I got a book about cool for Christmas. A book about cool ought to be laconic, adept, cool itself. Unfortunately, Lewis MacAdams' Birth of the Cool is none of those. He could have taken some lessons in poise from Marianne Faithfull. She's a cool old lady.

Before she played the Aotea Centre on Saturday night, the foyer was milling with fiftysomethings who looked like they used to go to the Gluepot 20 or 30 years ago, middle-aged lesbian couples and a sprinkling of whippersnappers and rock scholars. Not a lot like last weekend's crowd at the boxing, but a gathering of tribes nonetheless.

So we ascended to our seats in the Gods - people who get last-minute comps can't be choosy - and I spent the first 20 minutes fighting off vertigo and wondering how long she'd hold my attention. Right through, as it turned out.

She could have croaked her way through a Brecht-Weill set with a balding session band and the crowd would have lapped it up, but instead she brought along a Glasgow indie band (a kind of Goldenhorse-Goodshirt cross) and packed her set with new songs co-written with Beck, Billy Corgan, Damon Albarn and Will Oldham, plus a murky version of Beck's 'Nobody's Fault But My Own'. How cool is that?

Her hips, clad in skinny black pants, moved so as to suggest that the first few rows would have heard them creak, but it hardly mattered. Just a flourish, a sultry look, a word or two and, as Beck put it, "all the lesbians scream." She is clearly adept at being adored.

Her hits, apparently so well traversed as to defy reinterpretation, came through surprisingly well. 'The Ballad of Lucy Jordan' (for which a kind security guard allowed three emotional young women to stand arm in arm at the stage front) got a little country tickle that seemed to elevate its mood.

And 'Broken English' was retooled as a snarling rock song and it was hard to escape the feeling that she was performing it as a contemporary protest song, rather than one from the 1980s. She seemed to spit out the lines: "What are you fighting for?/It's not my security."

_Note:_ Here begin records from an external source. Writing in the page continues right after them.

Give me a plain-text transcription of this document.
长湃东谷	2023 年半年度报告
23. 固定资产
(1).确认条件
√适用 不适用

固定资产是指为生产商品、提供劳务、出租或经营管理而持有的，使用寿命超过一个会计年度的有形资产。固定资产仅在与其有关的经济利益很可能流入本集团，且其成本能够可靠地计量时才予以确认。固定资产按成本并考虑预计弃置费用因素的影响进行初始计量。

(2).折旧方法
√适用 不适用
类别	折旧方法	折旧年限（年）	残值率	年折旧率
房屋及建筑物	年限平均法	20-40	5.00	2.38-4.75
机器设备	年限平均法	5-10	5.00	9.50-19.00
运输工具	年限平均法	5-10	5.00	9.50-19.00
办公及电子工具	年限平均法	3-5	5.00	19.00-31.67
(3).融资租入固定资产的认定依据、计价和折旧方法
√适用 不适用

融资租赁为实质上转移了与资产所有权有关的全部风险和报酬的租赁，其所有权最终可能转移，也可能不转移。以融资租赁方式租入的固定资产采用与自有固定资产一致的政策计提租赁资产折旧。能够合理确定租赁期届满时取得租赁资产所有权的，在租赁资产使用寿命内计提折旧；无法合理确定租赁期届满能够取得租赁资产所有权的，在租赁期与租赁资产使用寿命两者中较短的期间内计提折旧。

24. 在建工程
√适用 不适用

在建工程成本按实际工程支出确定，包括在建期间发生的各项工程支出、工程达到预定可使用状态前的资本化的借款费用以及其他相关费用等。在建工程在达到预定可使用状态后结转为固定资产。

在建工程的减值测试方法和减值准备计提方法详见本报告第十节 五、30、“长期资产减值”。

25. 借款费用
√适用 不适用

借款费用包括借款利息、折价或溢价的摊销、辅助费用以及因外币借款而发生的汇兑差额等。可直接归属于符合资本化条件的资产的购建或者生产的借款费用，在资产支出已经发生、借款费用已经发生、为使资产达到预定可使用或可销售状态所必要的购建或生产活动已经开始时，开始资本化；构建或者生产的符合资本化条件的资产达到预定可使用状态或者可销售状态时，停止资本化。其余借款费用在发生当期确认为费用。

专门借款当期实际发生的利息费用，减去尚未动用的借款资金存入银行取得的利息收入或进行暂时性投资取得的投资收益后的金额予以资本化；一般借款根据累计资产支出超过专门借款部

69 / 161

Speaking of which, the British "dossier" on the Iraqi threat - so warmly endorsed by Colin Powell last week - has turned out be a shabby and shallow work of plagiarism and manipulation of the truth. And The Guardian has visited the "terrorist chemicals and poisons factory" in Northern Iraq, to which Powell alerted the UN last week, and discovered a rather folorn old compound manned by nervous Iraqi troops. Is this really the kind of thing you set the world to war for? The American press will dutifully play this one down, but it's a very serious blow to Blair's credibility at home.

Ironically, The Guardian's own Voices on Iraq provides more convincing - and credible - arguments for war than either the British or American governments have managed thus far.

American government representatives have harpooned another international initiative, this time on open-source software. Meanwhile, Libertarian hero John Gilmore has gone to war against his own government's moves to curtail privacy and the domestic use of encryption.

Hey, it turns out that the origin of the Saulbrey name that I discovered at A Country Wedding may not be right after all. My mother's maiden name is an Anglicisation alright, but one derived not from Saulberg, but the German (via Denmark) Saurbrey. There's even a Saurbrey.com, whose founder, Dan Saurbrey, was quite excited to hear from me:

"I have seen a similar spelling once before. In the passengerlists for the ship 'Panama' which brought the first lot of Saurbreys to Australia in 1852. They spelled it Sauerbrey but it was misspelled Saulebrey in the ships papers."

Happy to help, Dan. Me, I'm quite excited at the fact that I am distantly related to a man who went by the quite magnificent name of Viggo Lauritz Saurbrey. Now that's cool.